Rats are very intelligent creatures, when they are not sleeping, they are playing in their enclosures, discovering new things and exercising. Being extremely social pets they thrive better with another rat companion, however the more rats you have the more space is required. 



Predominantly rats should be fed fresh fruit and vegetables every day. Premium pellets and nuts can be an addition to use occasionally between meals to ensure they get a balanced nutritional diet.



Rats are prone to developing respiratory infections and growths. Growths can be hereditory; the best way to keep your rat healthy is to ensure they are active and receive a good diet every day.  We at Pet City recommend using non-dusty pelleted bedding and keeping your rat's enclosure in an area with good ventilation. 



As rats are so intelligent they can get a little stir crazy! Ensure you have a large, comfortable cage for your rat to run around in and exercise. It is important that you always make a rat's enclosure exciting and fun - this is best done by changing their cage around and providing new toys every week. 

Providing your rat with challenges is the best way to keep them occupied and happy. For example, make certain areas of the enclosure hard to get to, or use hanging ladders or ropes to play on.
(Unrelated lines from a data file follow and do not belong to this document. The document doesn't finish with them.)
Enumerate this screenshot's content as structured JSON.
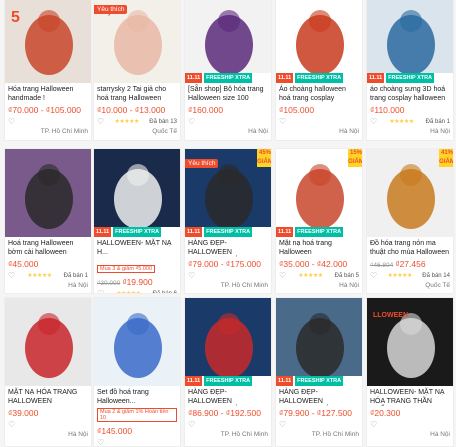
{
  "products": [
    {
      "title": "Hóa trang Halloween handmade !",
      "price": "₫70.000 - ₫105.000",
      "old_price": "",
      "location": "TP. Hồ Chí Minh",
      "favorite": "",
      "discount": "",
      "sold": "",
      "tag": "",
      "overlay": "5",
      "promo": false,
      "colors": [
        "#e8e0d8",
        "#c8452a"
      ]
    },
    {
      "title": "starrysky 2 Tai giả cho hoá trang Halloween",
      "price": "₫10.000 - ₫13.000",
      "old_price": "",
      "location": "Quốc Tế",
      "favorite": "Yêu thích",
      "discount": "",
      "sold": "Đã bán 13",
      "tag": "",
      "overlay": "sky. vn",
      "promo": false,
      "colors": [
        "#f3efe9",
        "#e8b9a6"
      ]
    },
    {
      "title": "[Sẵn shop] Bộ hóa trang Halloween size 100",
      "price": "₫160.000",
      "old_price": "",
      "location": "Hà Nội",
      "favorite": "",
      "discount": "",
      "sold": "",
      "tag": "",
      "overlay": "",
      "promo": true,
      "colors": [
        "#f2f2f2",
        "#5a2a7a"
      ]
    },
    {
      "title": "Áo choàng halloween hoá trang cosplay",
      "price": "₫105.000",
      "old_price": "",
      "location": "Hà Nội",
      "favorite": "",
      "discount": "",
      "sold": "",
      "tag": "",
      "overlay": "",
      "promo": true,
      "colors": [
        "#ffffff",
        "#c83a1e"
      ]
    },
    {
      "title": "áo choàng sưng 3D hoá trang cosplay halloween",
      "price": "₫110.000",
      "old_price": "",
      "location": "Hà Nội",
      "favorite": "",
      "discount": "",
      "sold": "Đã bán 1",
      "tag": "",
      "overlay": "",
      "promo": true,
      "colors": [
        "#d9e4ec",
        "#2a6aa0"
      ]
    },
    {
      "title": "Hoá trang Halloween bờm cài halloween",
      "price": "₫45.000",
      "old_price": "",
      "location": "Hà Nội",
      "favorite": "",
      "discount": "",
      "sold": "Đã bán 1",
      "tag": "",
      "overlay": "",
      "promo": false,
      "colors": [
        "#7a5a8a",
        "#2a2a2a"
      ]
    },
    {
      "title": "HALLOWEEN- MẶT NẠ H...",
      "price": "₫19.900",
      "old_price": "₫30.000",
      "location": "Hà Nội",
      "favorite": "",
      "discount": "",
      "sold": "Đã bán 6",
      "tag": "Mua 3 & giảm ₫5.000",
      "overlay": "",
      "promo": true,
      "colors": [
        "#1a2a4a",
        "#eeeeee"
      ]
    },
    {
      "title": "HÀNG ĐẸP- HALLOWEEN HALLOWEEN ÁO...",
      "price": "₫79.000 - ₫175.000",
      "old_price": "",
      "location": "TP. Hồ Chí Minh",
      "favorite": "Yêu thích",
      "discount": "45% GIẢM",
      "sold": "",
      "tag": "",
      "overlay": "",
      "promo": true,
      "colors": [
        "#1a3a6a",
        "#2a2a2a"
      ]
    },
    {
      "title": "Mặt nạ hoá trang Halloween",
      "price": "₫35.000 - ₫42.000",
      "old_price": "",
      "location": "Hà Nội",
      "favorite": "",
      "discount": "15% GIẢM",
      "sold": "Đã bán 5",
      "tag": "",
      "overlay": "",
      "promo": true,
      "colors": [
        "#ffffff",
        "#c8452a"
      ]
    },
    {
      "title": "Đồ hóa trang nón ma thuật cho mùa Halloween",
      "price": "₫27.456",
      "old_price": "₫46.804",
      "location": "Quốc Tế",
      "favorite": "",
      "discount": "41% GIẢM",
      "sold": "Đã bán 14",
      "tag": "",
      "overlay": "",
      "promo": false,
      "colors": [
        "#f0f0f0",
        "#c87a1e"
      ]
    },
    {
      "title": "MẶT NẠ HÓA TRANG HALLOWEEN",
      "price": "₫39.000",
      "old_price": "",
      "location": "Hà Nội",
      "favorite": "",
      "discount": "",
      "sold": "",
      "tag": "",
      "overlay": "",
      "promo": false,
      "colors": [
        "#e8e8e8",
        "#c8252a"
      ]
    },
    {
      "title": "Set đồ hoá trang Halloween...",
      "price": "₫145.000",
      "old_price": "",
      "location": "TP. Hồ Chí Minh",
      "favorite": "",
      "discount": "",
      "sold": "",
      "tag": "Mua 2 & giảm 1% Hoàn tiền 10",
      "overlay": "",
      "promo": false,
      "colors": [
        "#eaf2f8",
        "#3a6ac8"
      ]
    },
    {
      "title": "HÀNG ĐẸP- HALLOWEEN HALLOWEEN ÁO...",
      "price": "₫86.900 - ₫192.500",
      "old_price": "",
      "location": "TP. Hồ Chí Minh",
      "favorite": "",
      "discount": "",
      "sold": "",
      "tag": "",
      "overlay": "",
      "promo": true,
      "colors": [
        "#1a3a6a",
        "#c82a2a"
      ]
    },
    {
      "title": "HÀNG ĐẸP- HALLOWEEN HALLOWEEN ÁO...",
      "price": "₫79.900 - ₫127.500",
      "old_price": "",
      "location": "TP. Hồ Chí Minh",
      "favorite": "",
      "discount": "",
      "sold": "",
      "tag": "",
      "overlay": "",
      "promo": true,
      "colors": [
        "#4a6a8a",
        "#2a2a2a"
      ]
    },
    {
      "title": "HALLOWEEN- MẶT NẠ HÓA TRANG THẦN CHẾ...",
      "price": "₫20.300",
      "old_price": "",
      "location": "Hà Nội",
      "favorite": "",
      "discount": "",
      "sold": "",
      "tag": "",
      "overlay": "LLOWEEN",
      "promo": false,
      "colors": [
        "#1a1a1a",
        "#d8d8d8"
      ]
    }
  ],
  "ui": {
    "promo_badge_1": "11.11",
    "promo_badge_2": "FREESHIP XTRA",
    "stars": "★★★★★"
  }
}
Utilise feeding equipment like wood kebabs and treat balls every couple of days to challenge your rat and encourage mental engagement. Food is the best way to give a rat motivation - use a small amount of their favourite tasty fruit inside a treat ball for longer play time!



When handled frequently from a young age, rats love coming out of their enclosure to play with their owner. Climbing up onto your shoulder is one way to really bond and spend time with your ratty! Try not to grab a rat by their tail as this can damage their back and spine.